The following possible answers are:
A:(1,1,-3,-2)
B:(1,1,-3,-2), (0,1,-4,-1) and (0,0,1,-5/3)
C:(1,1,-3,-2), (0,1,0,0)
You've got to search solutions for : $t_1(1,1,-3,-2)+t_2(3,0,3,-3)+t_3(3,-1,2,13)=(0,0,0,0)$
if $t_1=t_2=t_3=0$ is the only solution. your three vectors are a basis for the subspace. Otherwise, you have to look for numbers of free parameters of the set of solutions and to erase the vector(s) that are associated to those parameters. In your case :
$\begin{pmatrix} 1 & 3 & 3 & \\ 1&0&-1 \\-3&3&-2& \\ -2&-3&13 \end{pmatrix} \to$ gaussian elimination $\to \begin{pmatrix} 1 & 3 & 3 \\ 0 &-3 & -4 \\ 0 & 0 & -9 \\ 0 & 0 & 0 \end{pmatrix}$
Thus the vectors are independant and are a basis for the subspace.
Another answer is : you put the vectors in the rows of a matrix : $\begin{pmatrix} 1 & 1 & -3 & -2 \\ 3& 0 &3 &-3 \\3&-1&-2&13 \end{pmatrix}$ and you're proceeding to gaussian elimination.

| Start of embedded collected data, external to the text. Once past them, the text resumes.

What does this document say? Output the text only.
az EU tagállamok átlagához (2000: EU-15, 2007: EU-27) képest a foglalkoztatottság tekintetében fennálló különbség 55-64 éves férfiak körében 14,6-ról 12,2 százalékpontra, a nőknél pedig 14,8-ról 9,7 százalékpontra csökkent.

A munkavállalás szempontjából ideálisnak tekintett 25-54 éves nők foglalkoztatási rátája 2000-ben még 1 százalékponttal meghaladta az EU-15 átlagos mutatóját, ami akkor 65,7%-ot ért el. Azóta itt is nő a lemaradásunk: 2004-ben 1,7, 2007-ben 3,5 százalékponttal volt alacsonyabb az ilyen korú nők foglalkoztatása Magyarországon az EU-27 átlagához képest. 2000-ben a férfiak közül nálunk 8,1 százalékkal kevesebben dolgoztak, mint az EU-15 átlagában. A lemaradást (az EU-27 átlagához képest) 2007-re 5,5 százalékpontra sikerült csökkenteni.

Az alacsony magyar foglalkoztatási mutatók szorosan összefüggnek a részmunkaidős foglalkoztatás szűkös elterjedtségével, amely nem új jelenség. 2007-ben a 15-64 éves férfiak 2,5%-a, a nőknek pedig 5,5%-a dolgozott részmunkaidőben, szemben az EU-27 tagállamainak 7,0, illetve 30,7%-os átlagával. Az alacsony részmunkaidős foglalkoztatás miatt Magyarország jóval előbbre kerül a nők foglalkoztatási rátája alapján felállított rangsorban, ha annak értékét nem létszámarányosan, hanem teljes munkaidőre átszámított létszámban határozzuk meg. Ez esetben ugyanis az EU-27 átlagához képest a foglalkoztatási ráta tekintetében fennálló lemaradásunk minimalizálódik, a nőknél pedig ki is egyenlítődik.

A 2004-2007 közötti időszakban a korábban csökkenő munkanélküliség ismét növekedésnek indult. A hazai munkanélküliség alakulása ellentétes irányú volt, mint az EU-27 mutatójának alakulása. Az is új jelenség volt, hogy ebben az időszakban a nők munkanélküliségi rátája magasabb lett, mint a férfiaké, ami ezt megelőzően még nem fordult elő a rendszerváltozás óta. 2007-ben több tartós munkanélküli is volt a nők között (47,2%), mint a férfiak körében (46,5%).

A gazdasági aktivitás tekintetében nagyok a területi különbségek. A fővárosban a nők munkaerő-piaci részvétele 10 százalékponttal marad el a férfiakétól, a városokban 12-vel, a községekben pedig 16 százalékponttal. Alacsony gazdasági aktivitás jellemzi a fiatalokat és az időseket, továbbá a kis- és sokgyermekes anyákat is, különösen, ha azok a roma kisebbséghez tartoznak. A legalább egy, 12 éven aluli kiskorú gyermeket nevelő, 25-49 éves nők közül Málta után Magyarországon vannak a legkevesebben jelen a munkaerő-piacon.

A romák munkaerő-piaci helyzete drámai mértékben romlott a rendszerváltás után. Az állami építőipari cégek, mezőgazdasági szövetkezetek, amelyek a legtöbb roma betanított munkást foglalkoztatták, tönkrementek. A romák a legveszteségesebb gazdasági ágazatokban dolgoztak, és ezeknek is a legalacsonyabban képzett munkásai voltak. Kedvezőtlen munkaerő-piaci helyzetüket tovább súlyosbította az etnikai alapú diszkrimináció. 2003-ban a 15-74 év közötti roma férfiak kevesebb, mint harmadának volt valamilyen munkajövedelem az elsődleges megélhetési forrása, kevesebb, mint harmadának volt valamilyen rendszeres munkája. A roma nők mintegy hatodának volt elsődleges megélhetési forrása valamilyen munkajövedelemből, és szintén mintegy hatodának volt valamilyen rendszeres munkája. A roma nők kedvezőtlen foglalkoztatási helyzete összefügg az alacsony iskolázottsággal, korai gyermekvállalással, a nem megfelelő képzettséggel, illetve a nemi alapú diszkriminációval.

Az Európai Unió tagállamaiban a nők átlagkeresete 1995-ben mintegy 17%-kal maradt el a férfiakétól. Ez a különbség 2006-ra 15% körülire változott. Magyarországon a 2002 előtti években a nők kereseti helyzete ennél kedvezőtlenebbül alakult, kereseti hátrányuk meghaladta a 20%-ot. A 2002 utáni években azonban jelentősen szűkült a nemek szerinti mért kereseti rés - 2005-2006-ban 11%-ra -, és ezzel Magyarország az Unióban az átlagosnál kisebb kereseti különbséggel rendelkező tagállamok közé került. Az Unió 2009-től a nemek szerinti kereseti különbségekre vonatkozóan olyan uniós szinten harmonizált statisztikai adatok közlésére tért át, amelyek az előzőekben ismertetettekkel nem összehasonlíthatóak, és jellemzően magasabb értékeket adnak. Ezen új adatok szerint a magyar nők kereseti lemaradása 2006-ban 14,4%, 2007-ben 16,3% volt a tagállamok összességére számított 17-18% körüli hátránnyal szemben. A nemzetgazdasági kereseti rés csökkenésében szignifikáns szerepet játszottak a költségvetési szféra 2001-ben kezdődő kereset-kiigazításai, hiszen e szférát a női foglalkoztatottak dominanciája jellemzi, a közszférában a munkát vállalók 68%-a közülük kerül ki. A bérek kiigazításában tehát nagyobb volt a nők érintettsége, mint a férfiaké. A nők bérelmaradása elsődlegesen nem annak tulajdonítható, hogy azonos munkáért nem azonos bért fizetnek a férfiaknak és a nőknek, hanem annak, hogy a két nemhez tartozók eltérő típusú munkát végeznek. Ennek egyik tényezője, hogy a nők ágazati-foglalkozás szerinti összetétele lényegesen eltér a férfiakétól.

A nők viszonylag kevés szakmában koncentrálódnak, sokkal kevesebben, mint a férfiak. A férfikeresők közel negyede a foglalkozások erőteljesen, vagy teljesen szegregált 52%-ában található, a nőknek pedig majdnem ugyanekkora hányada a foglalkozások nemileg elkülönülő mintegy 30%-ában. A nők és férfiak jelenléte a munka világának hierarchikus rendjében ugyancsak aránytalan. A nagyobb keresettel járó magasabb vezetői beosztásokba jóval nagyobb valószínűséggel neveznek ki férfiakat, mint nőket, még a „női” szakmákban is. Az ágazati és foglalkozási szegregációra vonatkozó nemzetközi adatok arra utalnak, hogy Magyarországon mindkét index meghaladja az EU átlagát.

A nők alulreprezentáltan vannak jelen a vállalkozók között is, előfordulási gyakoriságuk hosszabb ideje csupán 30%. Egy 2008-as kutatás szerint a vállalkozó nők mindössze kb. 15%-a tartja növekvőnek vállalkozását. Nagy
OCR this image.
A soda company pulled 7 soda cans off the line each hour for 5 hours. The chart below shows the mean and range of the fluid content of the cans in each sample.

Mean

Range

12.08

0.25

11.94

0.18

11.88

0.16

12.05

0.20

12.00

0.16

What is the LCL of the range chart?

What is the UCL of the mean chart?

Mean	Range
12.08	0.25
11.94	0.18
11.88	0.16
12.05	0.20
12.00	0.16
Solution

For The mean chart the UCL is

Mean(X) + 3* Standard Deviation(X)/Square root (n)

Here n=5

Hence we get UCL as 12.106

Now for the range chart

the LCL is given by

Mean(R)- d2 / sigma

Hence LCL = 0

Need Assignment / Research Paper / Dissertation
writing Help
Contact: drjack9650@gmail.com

The result is : $\begin{pmatrix} 1 & 1 & -3 & -2 \\ 0& 1 & -4 & -1 \\ 0&0&-3&5 \end{pmatrix}$. The three rows of the last matrix are vectors that span the same subspace like your three starting vectors. you see immediatly that this is an independant set of vector, so a basis for your subspace.